"Hakim anggota 1 berbeda pendapat dalam hal pandangan hukum tentang kerugian negara," kata Moerdiono di Pengadilan Negeri Tipikor, Jalan HR Rasuna Said, Kuningan, Jakarta Selatan, Rabu (29/10/2008).
Alasannya, lanjut Moerdiono, tidak terdapat kerugian negara dalam proses aliran dana dari Yayasan LPPI sebesar Rp 100 miliar.
SCROLL TO CONTINUE WITH CONTENT
"Tidak ada unsur-unsur kerugian negara dalam kasus tersebut. Oleh karena itu, dakwaan pasal yang dikenakan jaksa penuntut umum tidak terbukti dan dia meminta agar terdakwa dibebaskan dalam putusan itu," papar Hendra yang disambut tepuk tangan oleh para pendukung Burhanuddin. Plok...plok... plok!

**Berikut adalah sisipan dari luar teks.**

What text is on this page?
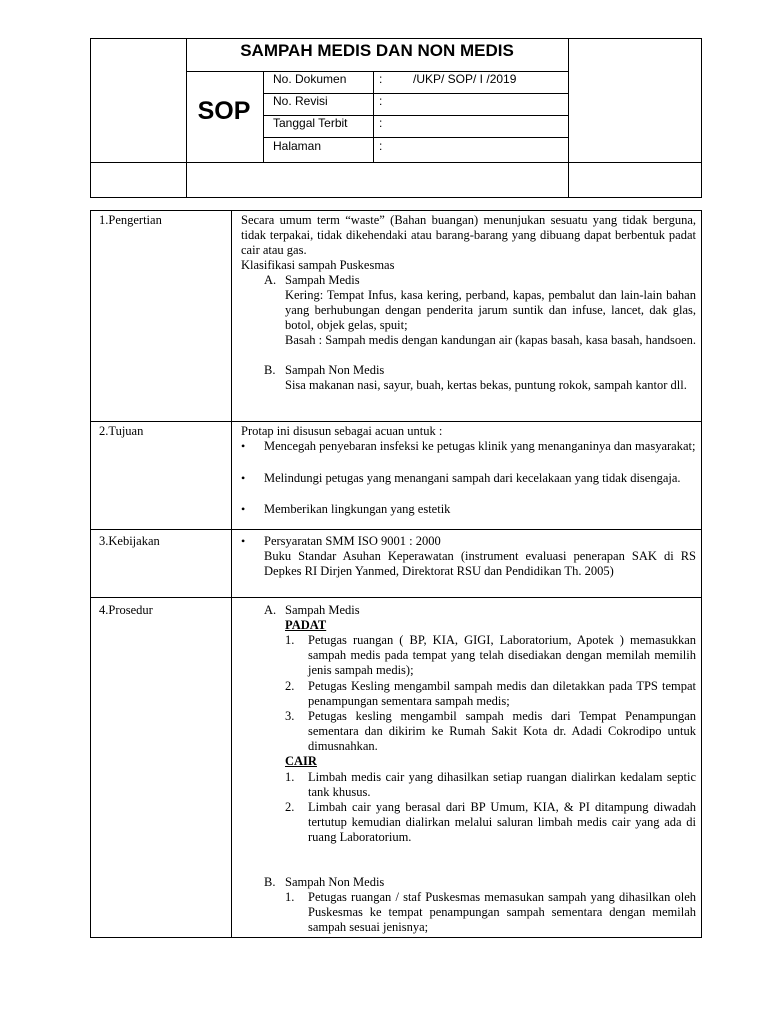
SAMPAH MEDIS DAN NON MEDIS
SOP
No. Dokumen	:	/UKP/ SOP/ I /2019
No. Revisi	:
Tanggal Terbit	:
Halaman	:
1.Pengertian	Secara umum term “waste” (Bahan buangan) menunjukan sesuatu yang tidak berguna, tidak terpakai, tidak dikehendaki atau barang-barang yang dibuang dapat berbentuk padat cair atau gas.
Klasifikasi sampah Puskesmas
A. Sampah Medis
Kering: Tempat Infus, kasa kering, perband, kapas, pembalut dan lain-lain bahan yang berhubungan dengan penderita jarum suntik dan infuse, lancet, dak glas, botol, objek gelas, spuit;
Basah : Sampah medis dengan kandungan air (kapas basah, kasa basah, handsoen.
B. Sampah Non Medis
Sisa makanan nasi, sayur, buah, kertas bekas, puntung rokok, sampah kantor dll.
2.Tujuan	Protap ini disusun sebagai acuan untuk :
• Mencegah penyebaran insfeksi ke petugas klinik yang menanganinya dan masyarakat;
• Melindungi petugas yang menangani sampah dari kecelakaan yang tidak disengaja.
• Memberikan lingkungan yang estetik
3.Kebijakan	• Persyaratan SMM ISO 9001 : 2000
Buku Standar Asuhan Keperawatan (instrument evaluasi penerapan SAK di RS Depkes RI Dirjen Yanmed, Direktorat RSU dan Pendidikan Th. 2005)
4.Prosedur	A. Sampah Medis
PADAT
1. Petugas ruangan ( BP, KIA, GIGI, Laboratorium, Apotek ) memasukkan sampah medis pada tempat yang telah disediakan dengan memilah memilih jenis sampah medis);
2. Petugas Kesling mengambil sampah medis dan diletakkan pada TPS tempat penampungan sementara sampah medis;
3. Petugas kesling mengambil sampah medis dari Tempat Penampungan sementara dan dikirim ke Rumah Sakit Kota dr. Adadi Cokrodipo untuk dimusnahkan.
CAIR
1. Limbah medis cair yang dihasilkan setiap ruangan dialirkan kedalam septic tank khusus.
2. Limbah cair yang berasal dari BP Umum, KIA, & PI ditampung diwadah tertutup kemudian dialirkan melalui saluran limbah medis cair yang ada di ruang Laboratorium.
B. Sampah Non Medis
1. Petugas ruangan / staf Puskesmas memasukan sampah yang dihasilkan oleh Puskesmas ke tempat penampungan sampah sementara dengan memilah sampah sesuai jenisnya;
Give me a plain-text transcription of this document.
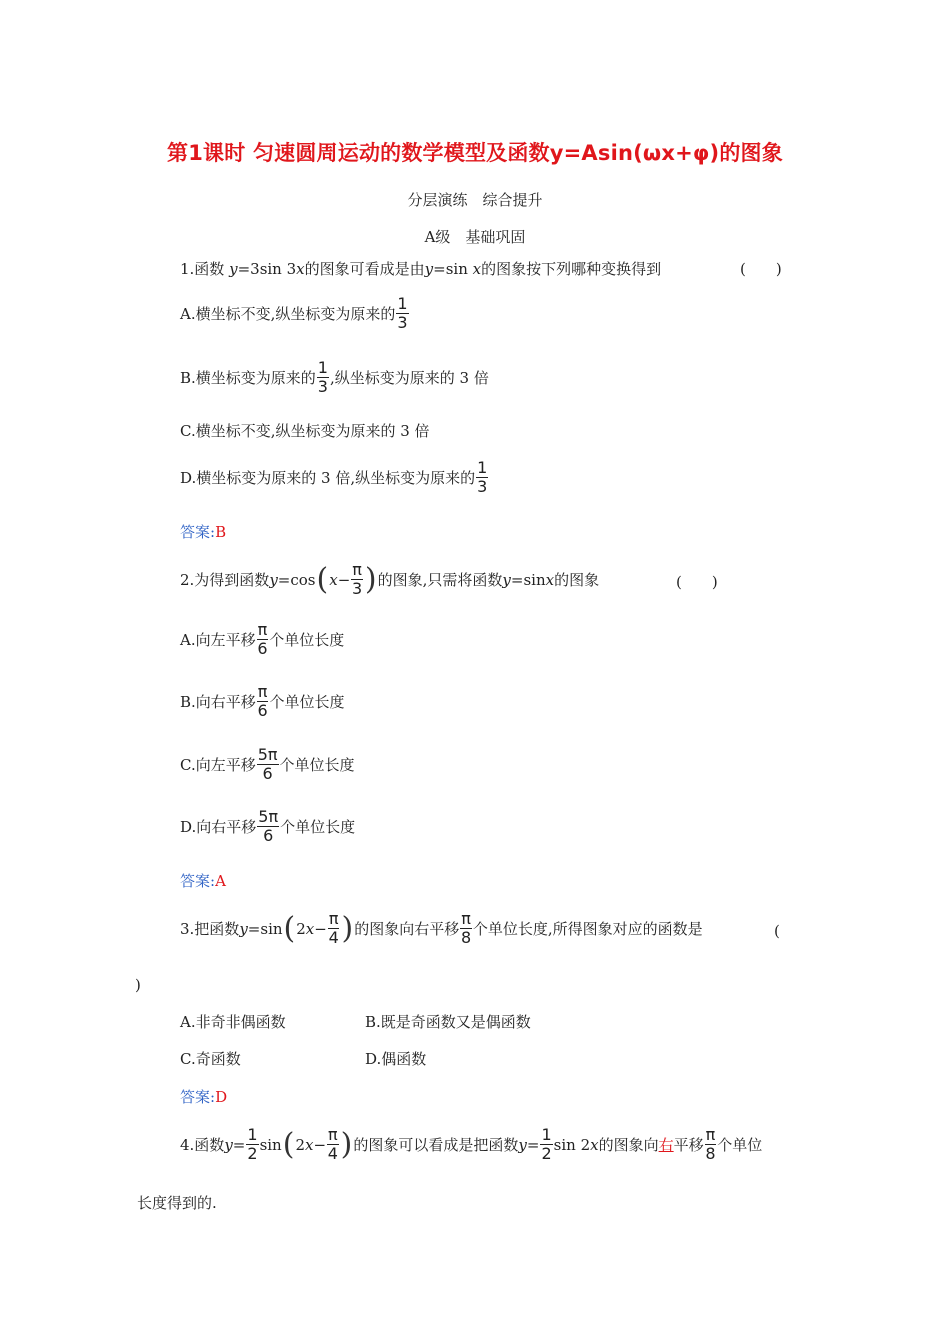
第1课时 匀速圆周运动的数学模型及函数y=Asin(ωx+φ)的图象
分层演练　综合提升
A级　基础巩固
1.函数 y=3sin 3x的图象可看成是由y=sin x的图象按下列哪种变换得到	(　　)
A.横坐标不变,纵坐标变为原来的 $\frac{1}{3}$
B.横坐标变为原来的 $\frac{1}{3}$ ,纵坐标变为原来的 3 倍
C.横坐标不变,纵坐标变为原来的 3 倍
D.横坐标变为原来的 3 倍,纵坐标变为原来的 $\frac{1}{3}$
答案:B
2.为得到函数 y =cos ( $x - \frac{\pi}{3}$ ) 的图象,只需将函数 y =sin x 的图象	(　　)
A.向左平移 $\frac{\pi}{6}$ 个单位长度
B.向右平移 $\frac{\pi}{6}$ 个单位长度
C.向左平移 $\frac{5\pi}{6}$ 个单位长度
D.向右平移 $\frac{5\pi}{6}$ 个单位长度
答案:A
3.把函数 y =sin ( 2 $x - \frac{\pi}{4}$ ) 的图象向右平移 $\frac{\pi}{8}$ 个单位长度,所得图象对应的函数是	(
)
A.非奇非偶函数	B.既是奇函数又是偶函数
C.奇函数	D.偶函数
答案:D
4.函数 $y = \frac{1}{2}$ sin ( 2 $x - \frac{\pi}{4}$ ) 的图象可以看成是把函数 $y = \frac{1}{2}$ sin 2 x 的图象向 右 平移 $\frac{\pi}{8}$ 个单位
长度得到的.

Moerdiono berpendapat Burhanuddin seharusnya dikenai pasal 5 ayat 1 a UU 31/1999 tentang penyuapan sebagaimana diubah dengan UU 20/2001 tentang tindak pidana korupsi.
"Pasal tersebut lebih tepat dikenakan karena uang Rp 100 miliar dari Yayasan LPPI digunakan sebagai perbaikan disclaimer atau perbaikan citra BI terhadap adanya kasus BLBI dan penyelesaian amandemen UU Bank Indonesia," kata dia. (aan/iy)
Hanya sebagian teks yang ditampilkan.